Last minute withdrawals before time is called
Is it possible to make a last minute withdrawal before you die and the payment, if made after you have died, still be treated as being tax free? Well Yes – according to a recent private binding ruling from the Commissioner (PBR 1051988780639). But first some imaginary background to set the scene…
Tarquin has three independent adult children. His wife of many years, Flavia, having died some time ago. Tarquin has is receiving a pension from this self-managed superannuation fund and is currently drawing down $60,000 per year. His pension balance is about $1,500,000. When he first commenced the pension, the tax-free percentage of each pension payment was set at 10% with the taxable balance being 90%. Having 90% of his $60,000 annual pension payment is not an issue for Tarquin as he is over 60 years of age and each pension payment is tax free in his hands – even the taxable portion.
Tarquin has been actively involved in the management of his SMSF for many years. He is a director of the corporate trustee (and has already applied for this Director Identification Number). His co-director is his brother, Gaius Julius. Tarquin has in place a Binding Death Benefit Nomination providing that on his death that his benefit is to be divided equally between his three children.
Tarquin is aware that super benefit has a taxable portion of 90% and so, consequently, on his death the pension will be commuted, the pension balance will revert to accumulation phase and then be paid as a lump sum to these three children. If the pension balance was $1,500,000 then on his death each child would receive $500,000 which would consist of $50,000 tax free component and $450,000 taxable component. On this basis each child may have to pay tax of up to $67,500 on their share: that is 15% of $450,000 being the taxable component. In total up to $202,500 may be paid in tax.
Could Tarquin somehow have an arrangement already in place which will operate to withdraw his entire super balance shortly before his death and be payable to him? If so, then the $1,500,000 balance could be paid to him and he would pay no tax at all on the $1,500,000 (as the taxable portion – still 90% of the payment – is not taxable in his hands).
Probably Yes and would it be effective – again probably Yes.
Tarquin would have to prepare and sign (but not date) a full cashing request in respect of his pension and the payment as a lump sum of the pension account balance to him. When the time was appropriate Tarquin could date (or have his duly authorised agent date) and serve the full cashing request on the trustee. Tarquin together with his brother, Gaius Julius, the directors of the corporate trustee, would then acknowledge receipt of the full cashing out request, note that Tarquin had a unilateral right to cash out his super which right has been exercised and authorise administrative processing of the full cashing out request. Importantly, once the full cashing out request has been received by the Trustee, there is no further condition which must be satisfied to make the full cashing out request valid. Once Tarquin has exercised his cashing out right, the relationship between Tarquin and this SMSF has changed. Before the relationship was beneficiary-trustee and now the relationship is creditor-debtor.

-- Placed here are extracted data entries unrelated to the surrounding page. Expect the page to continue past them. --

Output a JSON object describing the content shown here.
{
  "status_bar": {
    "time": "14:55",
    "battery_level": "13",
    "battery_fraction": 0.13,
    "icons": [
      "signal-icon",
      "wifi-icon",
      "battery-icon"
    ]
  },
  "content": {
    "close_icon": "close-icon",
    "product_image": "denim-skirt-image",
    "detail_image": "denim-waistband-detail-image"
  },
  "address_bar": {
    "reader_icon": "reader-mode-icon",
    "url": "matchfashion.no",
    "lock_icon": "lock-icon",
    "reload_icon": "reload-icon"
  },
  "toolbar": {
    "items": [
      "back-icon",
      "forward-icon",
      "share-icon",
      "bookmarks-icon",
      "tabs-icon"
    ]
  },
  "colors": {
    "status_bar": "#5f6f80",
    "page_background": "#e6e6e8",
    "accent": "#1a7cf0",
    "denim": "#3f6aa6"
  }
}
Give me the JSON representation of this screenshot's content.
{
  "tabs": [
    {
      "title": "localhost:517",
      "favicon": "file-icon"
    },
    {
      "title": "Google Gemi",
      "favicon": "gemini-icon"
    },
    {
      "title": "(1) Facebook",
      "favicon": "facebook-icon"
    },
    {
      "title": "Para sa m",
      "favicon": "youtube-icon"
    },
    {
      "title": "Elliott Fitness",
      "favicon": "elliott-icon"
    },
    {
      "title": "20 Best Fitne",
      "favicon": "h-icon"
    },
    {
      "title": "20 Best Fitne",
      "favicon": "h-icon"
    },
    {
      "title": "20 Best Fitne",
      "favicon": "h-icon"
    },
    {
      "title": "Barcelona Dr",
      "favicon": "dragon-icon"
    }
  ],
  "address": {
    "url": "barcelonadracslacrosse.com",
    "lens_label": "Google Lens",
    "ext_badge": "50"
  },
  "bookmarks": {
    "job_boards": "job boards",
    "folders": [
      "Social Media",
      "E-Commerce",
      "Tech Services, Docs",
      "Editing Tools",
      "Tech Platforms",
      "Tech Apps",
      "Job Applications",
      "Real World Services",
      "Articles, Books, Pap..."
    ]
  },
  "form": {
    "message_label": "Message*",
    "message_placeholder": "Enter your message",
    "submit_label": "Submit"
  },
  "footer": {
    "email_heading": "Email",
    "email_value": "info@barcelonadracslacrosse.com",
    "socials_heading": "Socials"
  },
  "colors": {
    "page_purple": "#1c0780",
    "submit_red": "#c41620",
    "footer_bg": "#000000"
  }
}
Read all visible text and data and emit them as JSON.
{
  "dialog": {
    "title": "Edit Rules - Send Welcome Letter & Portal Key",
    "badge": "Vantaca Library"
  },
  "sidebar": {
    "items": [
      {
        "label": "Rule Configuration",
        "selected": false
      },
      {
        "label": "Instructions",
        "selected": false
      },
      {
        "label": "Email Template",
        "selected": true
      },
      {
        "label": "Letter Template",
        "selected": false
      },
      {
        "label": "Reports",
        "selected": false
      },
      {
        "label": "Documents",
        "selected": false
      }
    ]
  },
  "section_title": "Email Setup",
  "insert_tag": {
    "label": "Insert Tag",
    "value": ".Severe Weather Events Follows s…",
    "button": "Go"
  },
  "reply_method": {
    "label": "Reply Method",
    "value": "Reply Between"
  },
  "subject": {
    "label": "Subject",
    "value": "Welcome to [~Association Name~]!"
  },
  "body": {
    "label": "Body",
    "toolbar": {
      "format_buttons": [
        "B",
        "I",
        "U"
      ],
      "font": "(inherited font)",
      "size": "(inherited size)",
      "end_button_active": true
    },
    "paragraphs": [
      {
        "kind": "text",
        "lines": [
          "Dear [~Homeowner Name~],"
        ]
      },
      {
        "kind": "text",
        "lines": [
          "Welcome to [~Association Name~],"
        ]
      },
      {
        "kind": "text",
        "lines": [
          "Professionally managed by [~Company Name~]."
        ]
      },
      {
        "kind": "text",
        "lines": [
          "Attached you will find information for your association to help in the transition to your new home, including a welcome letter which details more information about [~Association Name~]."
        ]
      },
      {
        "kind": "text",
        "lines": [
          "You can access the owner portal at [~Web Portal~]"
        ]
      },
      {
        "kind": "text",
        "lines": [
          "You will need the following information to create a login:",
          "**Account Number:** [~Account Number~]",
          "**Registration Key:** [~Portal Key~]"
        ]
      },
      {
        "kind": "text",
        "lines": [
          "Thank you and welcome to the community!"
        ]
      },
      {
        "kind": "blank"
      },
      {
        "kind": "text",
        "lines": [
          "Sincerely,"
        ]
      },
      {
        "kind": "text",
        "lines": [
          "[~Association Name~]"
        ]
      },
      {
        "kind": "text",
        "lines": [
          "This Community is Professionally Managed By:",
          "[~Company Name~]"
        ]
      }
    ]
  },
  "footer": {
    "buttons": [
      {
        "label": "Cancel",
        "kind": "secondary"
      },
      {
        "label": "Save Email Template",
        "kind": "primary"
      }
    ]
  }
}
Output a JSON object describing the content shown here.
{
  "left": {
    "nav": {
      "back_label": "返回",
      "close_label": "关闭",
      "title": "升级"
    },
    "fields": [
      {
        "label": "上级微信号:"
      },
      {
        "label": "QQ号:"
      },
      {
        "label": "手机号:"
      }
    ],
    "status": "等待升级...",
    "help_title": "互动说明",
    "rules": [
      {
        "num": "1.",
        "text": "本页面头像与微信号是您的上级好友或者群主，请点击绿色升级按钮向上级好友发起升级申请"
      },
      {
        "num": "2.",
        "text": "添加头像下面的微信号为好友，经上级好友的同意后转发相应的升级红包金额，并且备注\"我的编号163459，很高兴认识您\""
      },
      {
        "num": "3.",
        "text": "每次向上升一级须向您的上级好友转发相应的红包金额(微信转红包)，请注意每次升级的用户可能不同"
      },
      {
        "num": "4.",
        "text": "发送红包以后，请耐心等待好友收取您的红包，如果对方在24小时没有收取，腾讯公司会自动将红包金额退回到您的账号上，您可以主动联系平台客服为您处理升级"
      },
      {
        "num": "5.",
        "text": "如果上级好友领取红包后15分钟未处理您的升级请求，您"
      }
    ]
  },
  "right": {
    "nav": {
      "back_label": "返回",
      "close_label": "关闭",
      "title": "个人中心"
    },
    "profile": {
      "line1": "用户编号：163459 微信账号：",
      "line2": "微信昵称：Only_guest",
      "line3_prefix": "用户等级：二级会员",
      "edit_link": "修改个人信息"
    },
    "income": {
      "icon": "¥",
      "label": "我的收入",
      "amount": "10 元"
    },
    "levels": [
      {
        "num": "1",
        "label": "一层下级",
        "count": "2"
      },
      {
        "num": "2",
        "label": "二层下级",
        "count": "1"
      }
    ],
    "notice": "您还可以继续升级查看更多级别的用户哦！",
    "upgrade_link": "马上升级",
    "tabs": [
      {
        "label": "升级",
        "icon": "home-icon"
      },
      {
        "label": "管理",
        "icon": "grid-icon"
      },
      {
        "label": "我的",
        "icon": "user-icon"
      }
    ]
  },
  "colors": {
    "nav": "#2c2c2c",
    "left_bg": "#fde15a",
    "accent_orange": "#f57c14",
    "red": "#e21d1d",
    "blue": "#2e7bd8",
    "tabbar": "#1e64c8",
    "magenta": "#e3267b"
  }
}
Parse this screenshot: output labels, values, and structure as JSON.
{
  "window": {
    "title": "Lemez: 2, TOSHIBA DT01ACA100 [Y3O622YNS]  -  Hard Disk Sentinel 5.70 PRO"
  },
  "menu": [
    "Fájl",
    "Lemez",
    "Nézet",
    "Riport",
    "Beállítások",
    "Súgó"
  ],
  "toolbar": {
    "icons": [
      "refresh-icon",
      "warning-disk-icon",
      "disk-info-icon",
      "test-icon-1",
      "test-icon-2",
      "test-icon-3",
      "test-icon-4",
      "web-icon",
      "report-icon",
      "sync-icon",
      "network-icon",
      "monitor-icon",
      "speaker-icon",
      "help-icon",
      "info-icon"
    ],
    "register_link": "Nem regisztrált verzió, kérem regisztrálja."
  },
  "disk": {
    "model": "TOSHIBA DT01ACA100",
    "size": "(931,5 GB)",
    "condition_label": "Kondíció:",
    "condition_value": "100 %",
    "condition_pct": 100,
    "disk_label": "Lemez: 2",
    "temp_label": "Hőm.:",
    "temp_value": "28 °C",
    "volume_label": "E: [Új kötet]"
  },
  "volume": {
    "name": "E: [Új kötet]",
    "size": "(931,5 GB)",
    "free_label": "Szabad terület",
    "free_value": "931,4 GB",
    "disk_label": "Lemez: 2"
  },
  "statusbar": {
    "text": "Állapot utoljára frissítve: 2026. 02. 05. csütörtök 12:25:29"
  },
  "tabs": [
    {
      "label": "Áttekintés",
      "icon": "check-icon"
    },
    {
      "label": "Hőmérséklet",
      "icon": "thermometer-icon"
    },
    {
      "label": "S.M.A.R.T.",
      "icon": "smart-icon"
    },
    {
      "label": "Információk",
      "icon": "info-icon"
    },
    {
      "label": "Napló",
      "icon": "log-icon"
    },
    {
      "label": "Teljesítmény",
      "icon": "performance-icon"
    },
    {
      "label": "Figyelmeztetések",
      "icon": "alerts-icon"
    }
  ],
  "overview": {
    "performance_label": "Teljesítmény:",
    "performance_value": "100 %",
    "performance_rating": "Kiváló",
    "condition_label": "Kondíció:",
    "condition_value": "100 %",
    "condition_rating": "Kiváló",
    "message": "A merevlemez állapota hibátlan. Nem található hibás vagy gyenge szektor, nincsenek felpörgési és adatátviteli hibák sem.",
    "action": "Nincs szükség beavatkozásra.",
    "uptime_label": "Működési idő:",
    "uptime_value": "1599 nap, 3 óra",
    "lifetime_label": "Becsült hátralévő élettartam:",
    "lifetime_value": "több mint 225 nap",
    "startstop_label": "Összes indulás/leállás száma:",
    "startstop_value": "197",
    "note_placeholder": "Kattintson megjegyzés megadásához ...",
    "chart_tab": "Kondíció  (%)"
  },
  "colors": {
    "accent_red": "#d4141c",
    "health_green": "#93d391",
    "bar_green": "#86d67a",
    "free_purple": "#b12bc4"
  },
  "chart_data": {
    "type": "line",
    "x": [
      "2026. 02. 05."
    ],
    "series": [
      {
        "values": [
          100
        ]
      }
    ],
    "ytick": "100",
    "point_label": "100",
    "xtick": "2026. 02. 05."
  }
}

Once the creditor-debtor relationship has been established, the payment of the benefit to Tarquin will be a superannuation member benefit rather than a superannuation death benefit. This will be the case even if Tarquin dies after the full cashing out request has been received by the Trustee and before the benefit has been paid.
In this event, the Trustee would transfer $1,500,000 to Tarquin’s bank account without any deduction on account of tax. The $1,500,000 in the bank account would form part of Tarquin’s estate and then be allocated as specified in his Will. As his Will specifies the estate to be paid equally to this three children, they will each receive $500,000. This $500,000 is tax free in their hands.
The critical issue is whether Tarquin has an unconditional right to fully cash out his pension and whether he effectively exercised that right before he died. Having served the cashing out request on the Trustee before he died clearly shows the exercise of this right. Upon service of the full cashing request, Tarquin has the legal right to the immediate payment of his pension balance. The fact that that Trustee only discharges that legal right after Tarquin’s death is irrelevant. The fact that the Trustee is aware of Tarquin’s death is also irrelevant. The fact that fund assets may have to be redeemed (whether before or after Tarquin’s death) to permit the bank transfer is also irrelevant.
Again the critical issue is whether Tarquin had an unconditional right to fully cash out his pension and whether he effectively exercised that right before his death. If yes to both – then the payment to Tarquin’s bank account of the $1,500,000 will be a superannuation member benefit for Tarquin, no tax is required to be deducted from that payment by the Trustee and the payment will be not taxable.